Y estoy aprendiendo. He llegado a apreciar el amor incondicional de Gracie y la forma en que inclina la cabeza hacia un lado cuando siente curiosidad. Y es reconfortante vivir con alguien que no se preocupa por el costo de los alimentos, la batería del teléfono agotada o el cambio climático. Alguien que no entiende de horas ni de minutos ni de signos de dólar y que, por alguna extraña razón, me sigue ciegamente a donde quiera que vaya.

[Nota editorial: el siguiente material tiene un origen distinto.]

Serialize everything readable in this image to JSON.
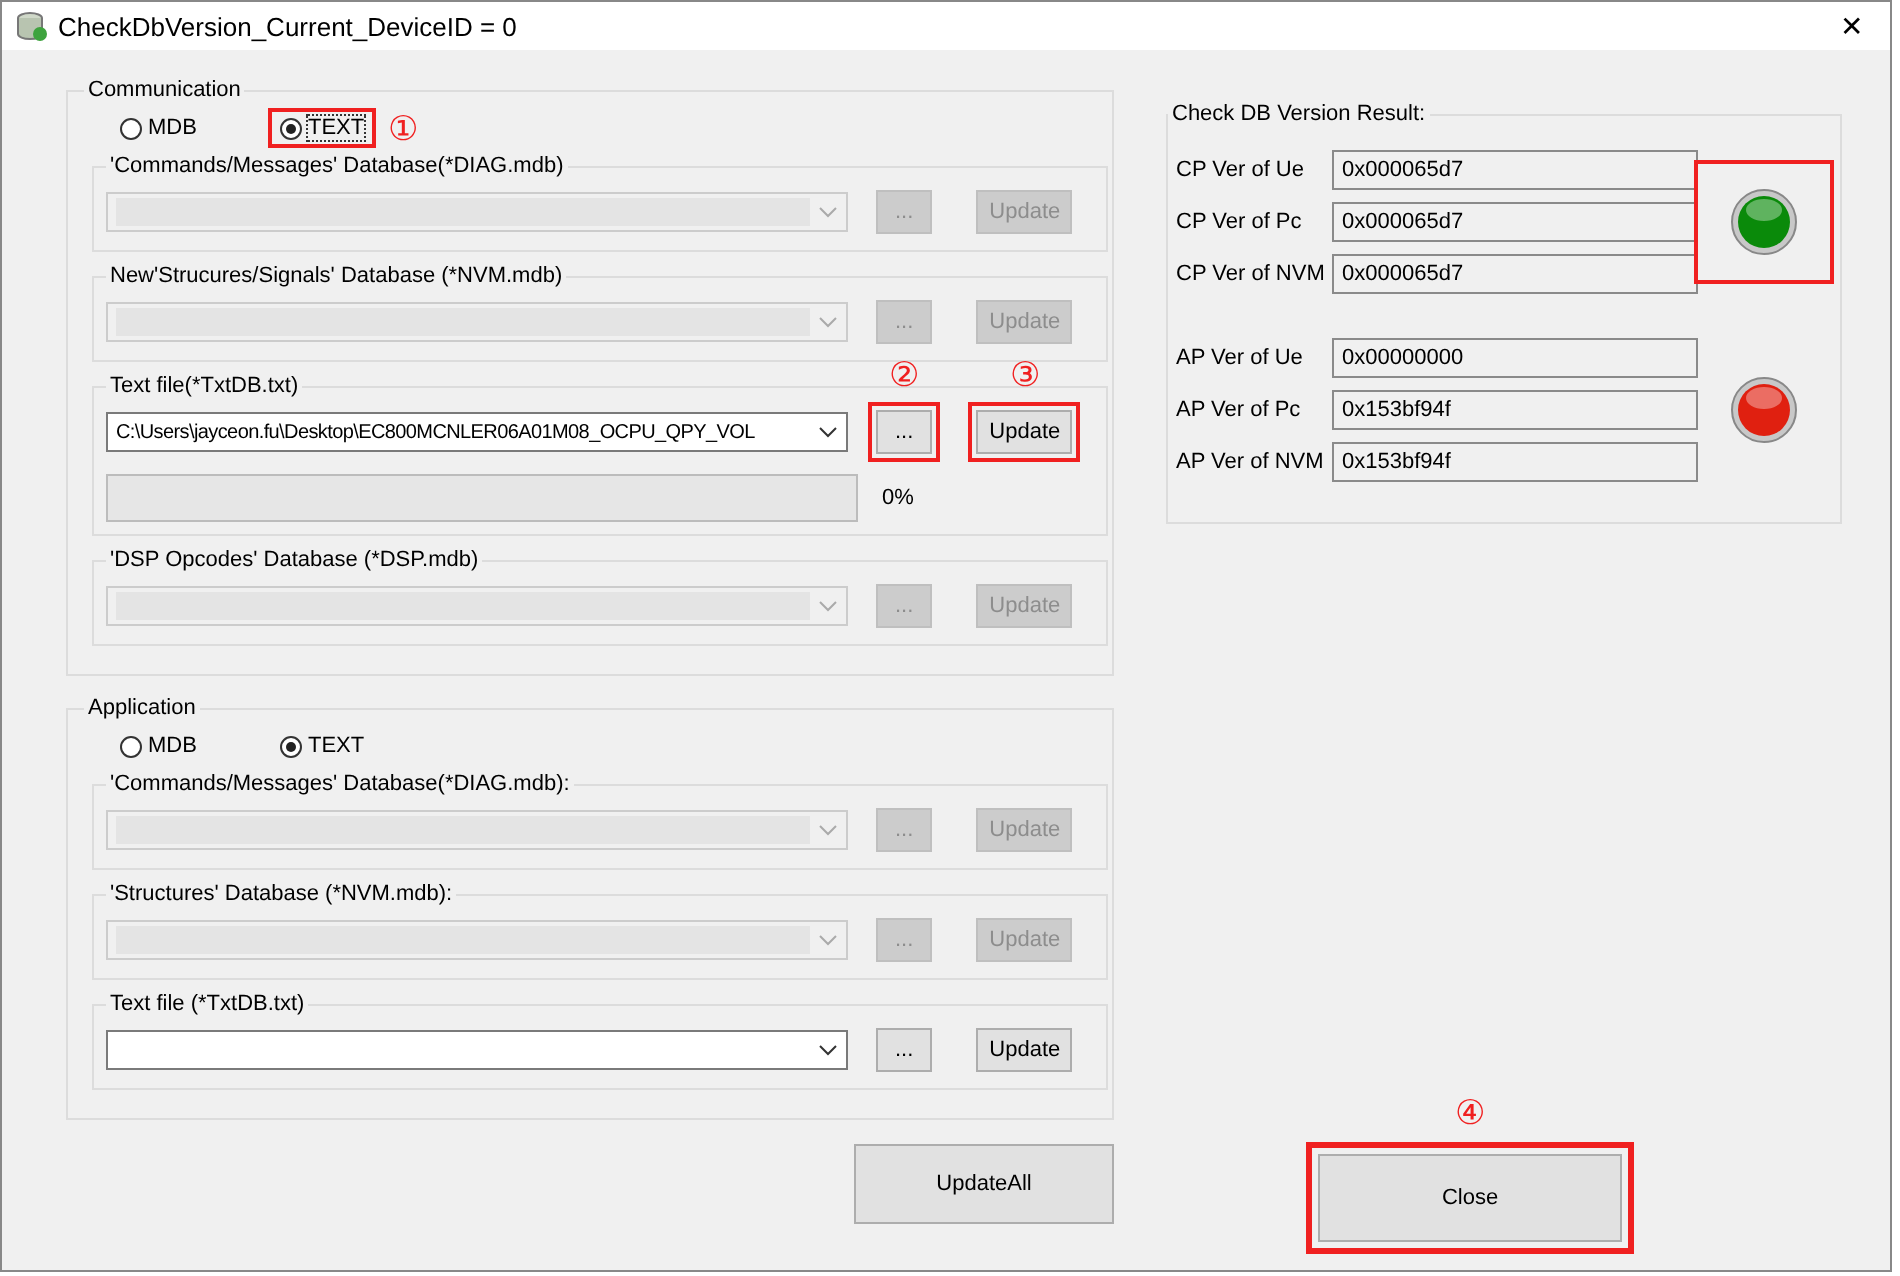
{
  "window": {
    "title": "CheckDbVersion_Current_DeviceID = 0",
    "close": "✕"
  },
  "groups": [
    {
      "legend": "Communication",
      "radios": [
        {
          "label": "MDB",
          "selected": false,
          "highlighted": false
        },
        {
          "label": "TEXT",
          "selected": true,
          "highlighted": true,
          "annotation": "①"
        }
      ],
      "sections": [
        {
          "title": "'Commands/Messages' Database(*DIAG.mdb)",
          "enabled": false,
          "browse": {
            "label": "...",
            "highlighted": false
          },
          "update": {
            "label": "Update",
            "highlighted": false
          }
        },
        {
          "title": "New'Strucures/Signals' Database (*NVM.mdb)",
          "enabled": false,
          "browse": {
            "label": "...",
            "highlighted": false
          },
          "update": {
            "label": "Update",
            "highlighted": false
          }
        },
        {
          "title": "Text file(*TxtDB.txt)",
          "enabled": true,
          "value": "C:\\Users\\jayceon.fu\\Desktop\\EC800MCNLER06A01M08_OCPU_QPY_VOL",
          "browse": {
            "label": "...",
            "highlighted": true,
            "annotation": "②"
          },
          "update": {
            "label": "Update",
            "highlighted": true,
            "annotation": "③"
          },
          "progress": {
            "level": 0,
            "reading": "0%"
          }
        },
        {
          "title": "'DSP Opcodes' Database (*DSP.mdb)",
          "enabled": false,
          "browse": {
            "label": "...",
            "highlighted": false
          },
          "update": {
            "label": "Update",
            "highlighted": false
          }
        }
      ]
    },
    {
      "legend": "Application",
      "radios": [
        {
          "label": "MDB",
          "selected": false,
          "highlighted": false
        },
        {
          "label": "TEXT",
          "selected": true,
          "highlighted": false
        }
      ],
      "sections": [
        {
          "title": "'Commands/Messages' Database(*DIAG.mdb):",
          "enabled": false,
          "browse": {
            "label": "...",
            "highlighted": false
          },
          "update": {
            "label": "Update",
            "highlighted": false
          }
        },
        {
          "title": "'Structures' Database (*NVM.mdb):",
          "enabled": false,
          "browse": {
            "label": "...",
            "highlighted": false
          },
          "update": {
            "label": "Update",
            "highlighted": false
          }
        },
        {
          "title": "Text file (*TxtDB.txt)",
          "enabled": true,
          "browse": {
            "label": "...",
            "highlighted": false
          },
          "update": {
            "label": "Update",
            "highlighted": false
          }
        }
      ]
    }
  ],
  "update_all": {
    "label": "UpdateAll"
  },
  "result": {
    "legend": "Check DB Version Result:",
    "blocks": [
      {
        "rows": [
          {
            "label": "CP Ver of Ue",
            "value": "0x000065d7"
          },
          {
            "label": "CP Ver of Pc",
            "value": "0x000065d7"
          },
          {
            "label": "CP Ver of NVM",
            "value": "0x000065d7"
          }
        ],
        "color": "#0a8a0a",
        "highlighted": true
      },
      {
        "rows": [
          {
            "label": "AP Ver of Ue",
            "value": "0x00000000"
          },
          {
            "label": "AP Ver of Pc",
            "value": "0x153bf94f"
          },
          {
            "label": "AP Ver of NVM",
            "value": "0x153bf94f"
          }
        ],
        "color": "#e02010",
        "highlighted": false
      }
    ]
  },
  "close_button": {
    "label": "Close",
    "highlighted": true,
    "annotation": "④"
  }
}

La Navidad pasada, le regalé a Gracie algunas golosinas para perros con CBD de espectro completo, o “bocados calmantes”, pensando que podrían ayudarla a relajarse. Una noche, le di una y luego tomé una de mis propias gomitas de CBD. Y de alguna manera, mientras estábamos sentados masticando, Gracie pareció entender y apreciar el gesto, la solidaridad perro-humano. Ella me miró como si yo fuera su compañero de bebida y no nos importara nada en el mundo. Y cuando ella se acostó a mi lado y puso su cabeza en mi regazo, eso fue exactamente lo que sentí.

Tom Montgomery Fate es profesor emérito del College of DuPage y enseña en la Universidad de St. Francis en Joliet. Su libro más reciente es “El largo camino a casa,” una colección de ensayos.